Rund 700 Menschen haben laut Polizei am Dienstag mit einer Demonstration in Dessau-Roßlau (Sachsen-Anhalt) an den vor 20 Jahren in einer Dessauer Polizeizelle verbrannten Asylbewerber Oury Jalloh erinnert. Die „Initiative in Gedenken an Oury Jalloh“ als Veranstalterin sprach von rund 1.000 Teilnehmerinnen und Teilnehmern. Die Demonstration führte vom Dessauer Bahnhofsvorplatz durch die Innenstadt und sollte am Abend mit einer Kundgebung beendet werden.
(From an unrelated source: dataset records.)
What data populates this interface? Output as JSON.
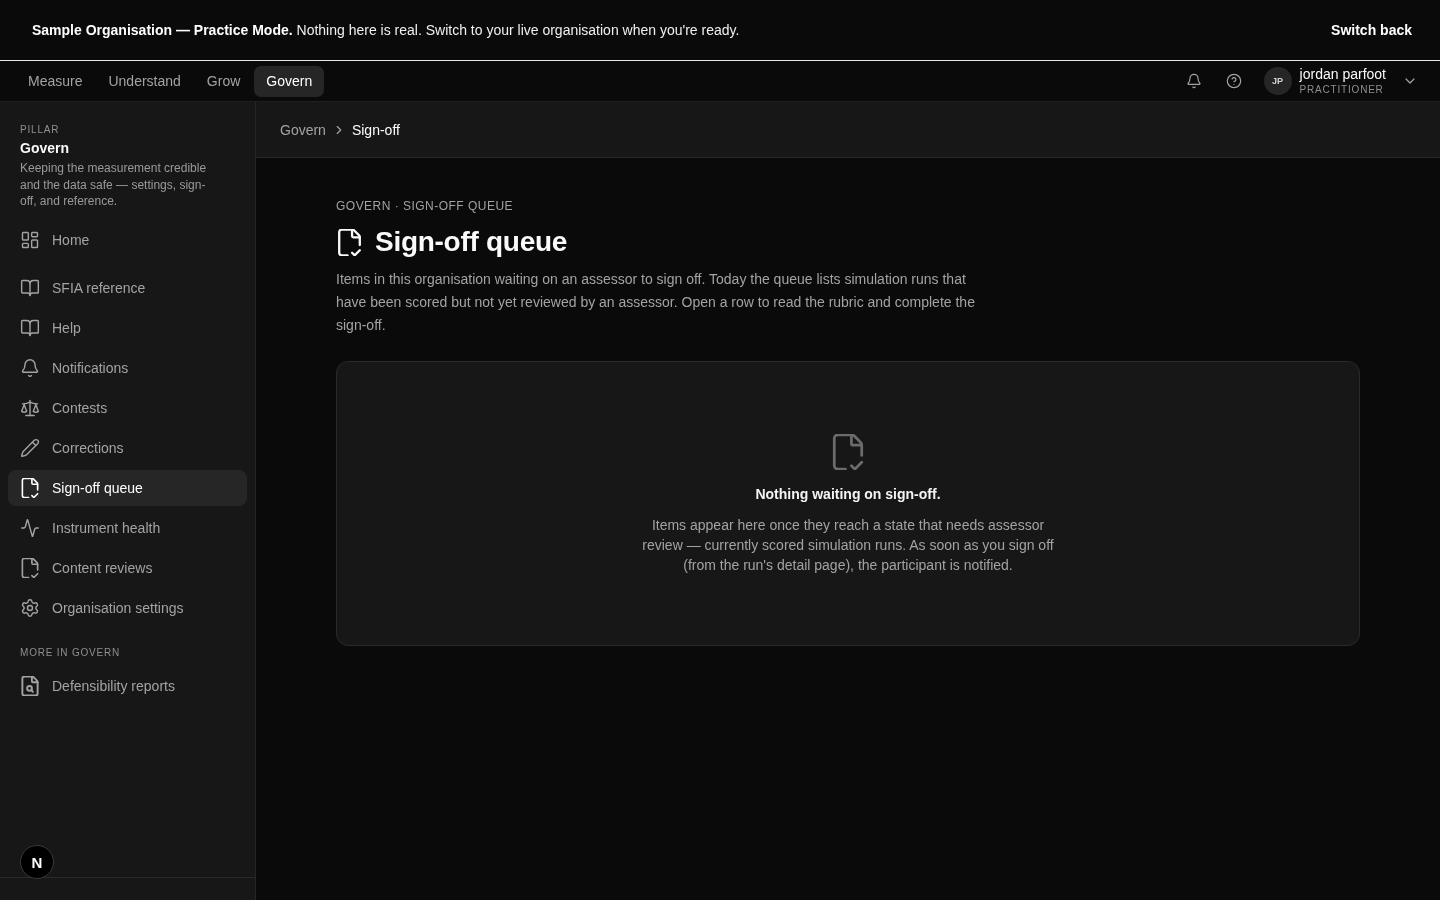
{
  "banner": {
    "message": "**Sample Organisation — Practice Mode.** Nothing here is real. Switch to your live organisation when you're ready.",
    "action": "Switch back"
  },
  "top_nav": {
    "tabs": [
      {
        "label": "Measure",
        "selected": false
      },
      {
        "label": "Understand",
        "selected": false
      },
      {
        "label": "Grow",
        "selected": false
      },
      {
        "label": "Govern",
        "selected": true
      }
    ]
  },
  "user": {
    "initials": "JP",
    "name": "jordan parfoot",
    "role": "PRACTITIONER"
  },
  "sidebar": {
    "eyebrow": "PILLAR",
    "title": "Govern",
    "description": "Keeping the measurement credible and the data safe — settings, sign-off, and reference.",
    "sections": [
      {
        "items": [
          {
            "label": "Home",
            "selected": false
          }
        ]
      },
      {
        "items": [
          {
            "label": "SFIA reference",
            "selected": false
          },
          {
            "label": "Help",
            "selected": false
          },
          {
            "label": "Notifications",
            "selected": false
          },
          {
            "label": "Contests",
            "selected": false
          },
          {
            "label": "Corrections",
            "selected": false
          },
          {
            "label": "Sign-off queue",
            "selected": true
          },
          {
            "label": "Instrument health",
            "selected": false
          },
          {
            "label": "Content reviews",
            "selected": false
          },
          {
            "label": "Organisation settings",
            "selected": false
          }
        ]
      },
      {
        "heading": "MORE IN GOVERN",
        "items": [
          {
            "label": "Defensibility reports",
            "selected": false
          }
        ]
      }
    ]
  },
  "breadcrumb": [
    {
      "label": "Govern",
      "current": false
    },
    {
      "label": "Sign-off",
      "current": true
    }
  ],
  "page": {
    "eyebrow": "GOVERN · SIGN-OFF QUEUE",
    "title": "Sign-off queue",
    "description": "Items in this organisation waiting on an assessor to sign off. Today the queue lists simulation runs that have been scored but not yet reviewed by an assessor. Open a row to read the rubric and complete the sign-off.",
    "empty_state": {
      "title": "Nothing waiting on sign-off.",
      "body": "Items appear here once they reach a state that needs assessor review — currently scored simulation runs. As soon as you sign off (from the run's detail page), the participant is notified."
    }
  },
  "dev_tools": {
    "label": "N"
  }
}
Bereits am Vormittag hatten sich laut Polizei 16 Personen, darunter Dessau-Roßlauer Stadträte und Vertreter des Multikulturellen Zentrums der Stadt, vor dem Dessauer Polizeirevier versammelt. In dem Gebäude starb der Mann aus Sierra Leone am 7. Januar 2005, nachdem er zuvor festgenommen worden war. Er verbrannte in einer Polizeizelle im Keller des Reviers fixiert auf einer angeblich feuerfesten Matratze.
Die Todesumstände gelten in dem Fall bis heute als ungeklärt. Nach offizieller Darstellung soll Jalloh die Matratze, auf der er starb, selbst entzündet haben. Mehrere Gutachter äußerten allerdings Zweifel an dieser Version. Die Organisatoren der Demonstration gehen davon aus, dass der Mann getötet wurde und werfen der Polizei Mord vor. Im Jahr 2012 wurde ein Dienstgruppenleiter der Polizei wegen fahrlässiger Tötung zu einer Geldstrafe verurteilt.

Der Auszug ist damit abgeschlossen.